There are a few Mercedes-isms you have to work around with the 2.3-16 though. The shifter won’t be rushed, especially when the car is under high lateral loads. The Recaros don’t hold you nearly as tightly as their big bolsters would have you believe. And she’s got more body roll than a Jenny Craig conference, so you’ll need to slow your hands way down on turn-in.
Cornering grip is, in a word, modern. But, and here’s the thing: handling isn’t. The 2.3-16 is so incredibly neutral at its limit that you’d think there was computer trickery happening. The tiniest level of mid-corner understeer gives way to power oversteer that’s doled out by the accelerator pedal in increments of a tenth of a degree of slip. Whatever drift-angle you want? It’s yours, and it all happens in slow motion; the body roll and sidewall flex filing the sharp edges off of all its motions. An E30 M3 has nothing on the Mercedes when it comes to cornering balance and stability. Then again, Mercedes spent about as much developing the W201’s rear suspension as BMW did developing the entire E30.

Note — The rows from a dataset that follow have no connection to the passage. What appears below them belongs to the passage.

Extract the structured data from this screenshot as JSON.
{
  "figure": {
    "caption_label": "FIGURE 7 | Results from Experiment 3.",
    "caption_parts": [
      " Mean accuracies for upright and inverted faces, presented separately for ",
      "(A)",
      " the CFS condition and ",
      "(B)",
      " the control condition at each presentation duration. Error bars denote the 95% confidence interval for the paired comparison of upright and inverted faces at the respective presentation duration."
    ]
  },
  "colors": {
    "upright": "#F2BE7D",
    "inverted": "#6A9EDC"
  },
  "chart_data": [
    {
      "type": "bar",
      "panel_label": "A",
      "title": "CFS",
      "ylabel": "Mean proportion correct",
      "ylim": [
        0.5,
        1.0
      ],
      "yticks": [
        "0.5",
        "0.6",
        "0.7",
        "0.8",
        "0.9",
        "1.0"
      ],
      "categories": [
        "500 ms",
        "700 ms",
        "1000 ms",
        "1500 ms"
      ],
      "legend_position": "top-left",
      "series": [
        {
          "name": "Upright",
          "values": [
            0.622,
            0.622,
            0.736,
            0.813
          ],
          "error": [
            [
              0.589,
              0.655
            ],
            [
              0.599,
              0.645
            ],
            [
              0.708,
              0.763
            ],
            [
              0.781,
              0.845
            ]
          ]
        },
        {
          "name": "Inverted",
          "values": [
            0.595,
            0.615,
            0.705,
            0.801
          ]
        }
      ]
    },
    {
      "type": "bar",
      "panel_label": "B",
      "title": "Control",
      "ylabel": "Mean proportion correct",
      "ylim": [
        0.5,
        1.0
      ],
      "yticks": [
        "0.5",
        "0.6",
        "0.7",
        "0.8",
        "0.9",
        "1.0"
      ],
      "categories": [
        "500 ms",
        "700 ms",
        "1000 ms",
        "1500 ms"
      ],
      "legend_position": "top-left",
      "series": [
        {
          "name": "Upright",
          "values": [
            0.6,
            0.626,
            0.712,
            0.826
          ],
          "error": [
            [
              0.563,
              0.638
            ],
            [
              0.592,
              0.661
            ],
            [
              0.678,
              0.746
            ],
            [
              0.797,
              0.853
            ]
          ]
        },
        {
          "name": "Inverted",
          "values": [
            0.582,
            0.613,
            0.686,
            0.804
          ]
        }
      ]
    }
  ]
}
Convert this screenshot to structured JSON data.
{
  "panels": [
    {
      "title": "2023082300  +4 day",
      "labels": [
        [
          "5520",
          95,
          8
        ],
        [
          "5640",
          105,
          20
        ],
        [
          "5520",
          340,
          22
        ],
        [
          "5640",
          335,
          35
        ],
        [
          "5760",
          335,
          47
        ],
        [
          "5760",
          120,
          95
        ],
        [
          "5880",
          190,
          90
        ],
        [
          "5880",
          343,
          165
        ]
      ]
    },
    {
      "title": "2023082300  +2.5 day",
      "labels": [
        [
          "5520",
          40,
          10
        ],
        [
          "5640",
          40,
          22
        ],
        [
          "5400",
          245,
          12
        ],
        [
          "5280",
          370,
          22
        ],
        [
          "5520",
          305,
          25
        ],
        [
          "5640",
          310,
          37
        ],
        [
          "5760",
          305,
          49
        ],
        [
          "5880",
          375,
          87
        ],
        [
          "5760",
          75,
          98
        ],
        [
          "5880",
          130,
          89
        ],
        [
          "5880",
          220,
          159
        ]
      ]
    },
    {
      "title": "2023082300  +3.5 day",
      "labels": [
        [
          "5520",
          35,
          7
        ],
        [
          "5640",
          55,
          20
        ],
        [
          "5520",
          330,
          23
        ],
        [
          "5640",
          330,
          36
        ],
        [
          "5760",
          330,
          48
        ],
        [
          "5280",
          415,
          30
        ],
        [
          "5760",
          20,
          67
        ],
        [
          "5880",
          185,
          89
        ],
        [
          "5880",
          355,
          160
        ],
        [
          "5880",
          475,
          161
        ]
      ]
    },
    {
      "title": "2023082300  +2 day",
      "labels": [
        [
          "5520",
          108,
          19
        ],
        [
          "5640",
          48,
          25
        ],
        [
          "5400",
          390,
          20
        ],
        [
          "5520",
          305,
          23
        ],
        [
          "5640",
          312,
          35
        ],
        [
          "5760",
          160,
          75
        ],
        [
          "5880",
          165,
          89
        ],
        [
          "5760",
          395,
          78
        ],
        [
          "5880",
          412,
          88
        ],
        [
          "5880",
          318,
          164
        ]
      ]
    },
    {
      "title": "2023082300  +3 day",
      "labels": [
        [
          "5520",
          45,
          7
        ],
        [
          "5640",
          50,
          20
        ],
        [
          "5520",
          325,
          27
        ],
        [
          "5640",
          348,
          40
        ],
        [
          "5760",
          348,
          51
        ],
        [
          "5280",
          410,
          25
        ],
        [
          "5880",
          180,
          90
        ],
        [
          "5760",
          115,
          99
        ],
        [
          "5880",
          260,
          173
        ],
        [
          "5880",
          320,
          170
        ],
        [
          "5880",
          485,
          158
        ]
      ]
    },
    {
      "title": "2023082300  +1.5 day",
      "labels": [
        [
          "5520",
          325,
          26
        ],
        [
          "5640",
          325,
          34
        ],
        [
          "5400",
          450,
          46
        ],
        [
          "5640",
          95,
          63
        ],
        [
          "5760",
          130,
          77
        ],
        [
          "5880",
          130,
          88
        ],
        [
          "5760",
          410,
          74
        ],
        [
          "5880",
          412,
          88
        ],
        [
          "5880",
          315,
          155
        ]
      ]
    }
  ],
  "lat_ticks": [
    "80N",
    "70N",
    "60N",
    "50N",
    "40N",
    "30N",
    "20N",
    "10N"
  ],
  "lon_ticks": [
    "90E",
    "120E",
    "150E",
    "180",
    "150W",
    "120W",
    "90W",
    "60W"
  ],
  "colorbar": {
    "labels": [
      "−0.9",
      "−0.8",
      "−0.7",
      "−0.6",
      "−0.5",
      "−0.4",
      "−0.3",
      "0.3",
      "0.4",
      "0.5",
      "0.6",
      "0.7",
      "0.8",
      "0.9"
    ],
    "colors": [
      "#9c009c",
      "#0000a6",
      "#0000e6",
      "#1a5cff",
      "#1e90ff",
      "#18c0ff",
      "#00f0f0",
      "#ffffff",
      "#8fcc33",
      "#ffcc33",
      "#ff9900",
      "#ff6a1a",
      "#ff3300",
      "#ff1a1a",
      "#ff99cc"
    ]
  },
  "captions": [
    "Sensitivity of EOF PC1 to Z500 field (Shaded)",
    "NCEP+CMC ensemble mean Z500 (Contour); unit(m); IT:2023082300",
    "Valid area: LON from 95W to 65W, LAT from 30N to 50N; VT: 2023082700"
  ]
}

PS: It is crazy how Mercedes used to design and build cars even in the that late an era. Their chassis were built to last 10 years plus, before a replacement would be developed. So, the 190E 2.3-16 is the unsung hero that pushed the limits in racing and it gave us the E30 M3; does it live up to the DTM legend?
JC: No, it f@#king crucifies it.
PS: Thank you so much for sharing your wonderful 190E 2.3-16 with us.
JC: Thank you for letting me nerd out about all things Mercedes 190E.